## Parsing and manipulating PDB files

In [None]:
%matplotlib inline
from matplotlib import pyplot as plt

import numpy as np
import pandas as pd

+ Two important pieces of metadata for a crystal structure are $R$ and $R_{free}$.  These measure how well the crystallographic model fits experimental data used to generate the model.  The location of these numbers are indicated in pdb files by the following text.

  ```
  R VALUE          (WORKING SET, NO CUTOFF)

  and 

  FREE R VALUE                  (NO CUTOFF)
  ```

  Write a function called **get_R** that takes a string specifying a pdb file as an argument, extracts $R$ and $R_{free}$ from the file, and then returns them as a tuple of floats `(R,R_free)`.



In [None]:
R_values = get_R("1g9u.pdb")
assert round(R_values[0],2) == 0.17
assert round(R_values[1],2) == 0.23

+ Create a histogram of all $C_{\alpha,i} \rightarrow C_{\alpha,i+1}$ distances in the pdb file `1stn.pdb`, where $i$ counts along residues in the sequence.  (This means the distance between $C_{\alpha}$ for residue 1 and 2, then for 2 and 3, etc.)

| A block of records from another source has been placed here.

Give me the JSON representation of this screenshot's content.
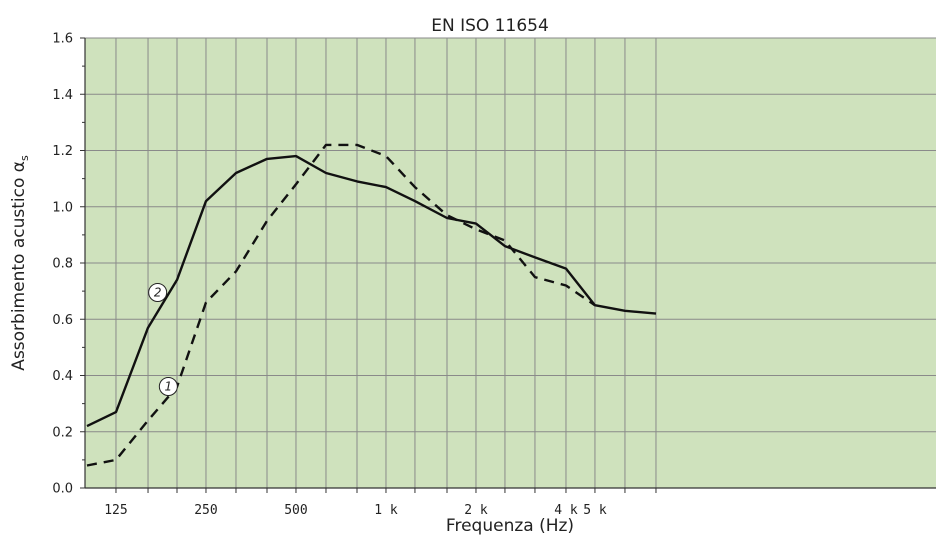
{
  "chart_data": {
    "type": "line",
    "title": "EN ISO 11654",
    "xlabel": "Frequenza (Hz)",
    "ylabel": "Assorbimento acustico α",
    "ylabel_subscript": "s",
    "x_scale": "log",
    "ylim": [
      0,
      1.6
    ],
    "grid": true,
    "y_ticks": [
      "0.0",
      "0.2",
      "0.4",
      "0.6",
      "0.8",
      "1.0",
      "1.2",
      "1.4",
      "1.6"
    ],
    "x_ticks": [
      {
        "value": 125,
        "label": "125"
      },
      {
        "value": 250,
        "label": "250"
      },
      {
        "value": 500,
        "label": "500"
      },
      {
        "value": 1000,
        "label": "1 k"
      },
      {
        "value": 2000,
        "label": "2 k"
      },
      {
        "value": 4000,
        "label": "4 k"
      },
      {
        "value": 5000,
        "label": "5 k"
      }
    ],
    "series": [
      {
        "name": "1",
        "style": "dashed",
        "x": [
          100,
          125,
          160,
          200,
          250,
          315,
          400,
          500,
          630,
          800,
          1000,
          1250,
          1600,
          2000,
          2500,
          3150,
          4000,
          5000
        ],
        "values": [
          0.08,
          0.1,
          0.24,
          0.36,
          0.66,
          0.77,
          0.95,
          1.08,
          1.22,
          1.22,
          1.18,
          1.07,
          0.97,
          0.92,
          0.88,
          0.75,
          0.72,
          0.65
        ]
      },
      {
        "name": "2",
        "style": "solid",
        "x": [
          100,
          125,
          160,
          200,
          250,
          315,
          400,
          500,
          630,
          800,
          1000,
          1250,
          1600,
          2000,
          2500,
          3150,
          4000,
          5000,
          6300,
          8000
        ],
        "values": [
          0.22,
          0.27,
          0.57,
          0.74,
          1.02,
          1.12,
          1.17,
          1.18,
          1.12,
          1.09,
          1.07,
          1.02,
          0.96,
          0.94,
          0.86,
          0.82,
          0.78,
          0.65,
          0.63,
          0.62
        ]
      }
    ],
    "colors": {
      "background": "#cfe2bd",
      "grid": "#8a8a8a",
      "line": "#111111"
    }
  }
}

Write a function called **center_of_mass** that calculates the center of mass for a pdb file.  It should take a string specifying the pdb file as an argument and return a tuple with the center of mass in (x, y, z).  The center of mass is the average of the coordinates of the protein atoms, weighted by their mass.  The type of each atom is given on the far right of each line of the pdb.  You should use the following masses for the atoms:

|atom | mass     |
|-----|----------|
| `C` | 12.0107  |
| `N` | 14.0067  |
| `O` | 15.9994  |
| `S` | 32.065   |

In [None]:
com = center_of_mass("1stn.pdb")
assert round(com[0],1) == 4.8
assert round(com[1],1) == 22.4
assert round(com[2],1) == 14.5

The `HN` hydrogen atom attached to the `N` is often not in crystal structures because it is invisible in the diffraction experiment used to make the model.   Unfortunately, the `HN` atom coordinates are necessary to calculate things like structural biologists care about like [Ramachandran plots](https://en.wikipedia.org/wiki/Ramachandran_plot).  The missing atom is indicated with the red arrow in the figure below.

![hn_definition](https://raw.githubusercontent.com/harmsm/pythonic-science/master/labs/03_molecular-structure/NH_proton.png)

Write a program that adds missing `HN` atoms and writes them out to a pdb file. 
   + `HN` will be in the plane formed by `C` atom from the *previous* resiude and the `N` and `CA` from its residue. (gray plane in image).  
   + `{"C","N","HN"}` forms an angle of $119\ ^{\circ}$.
   + `{"CA","N","HN"}` forms an angle of $119\ ^{\circ}$.
   + The distance between `N` and `HN` is 1.02 angstrom.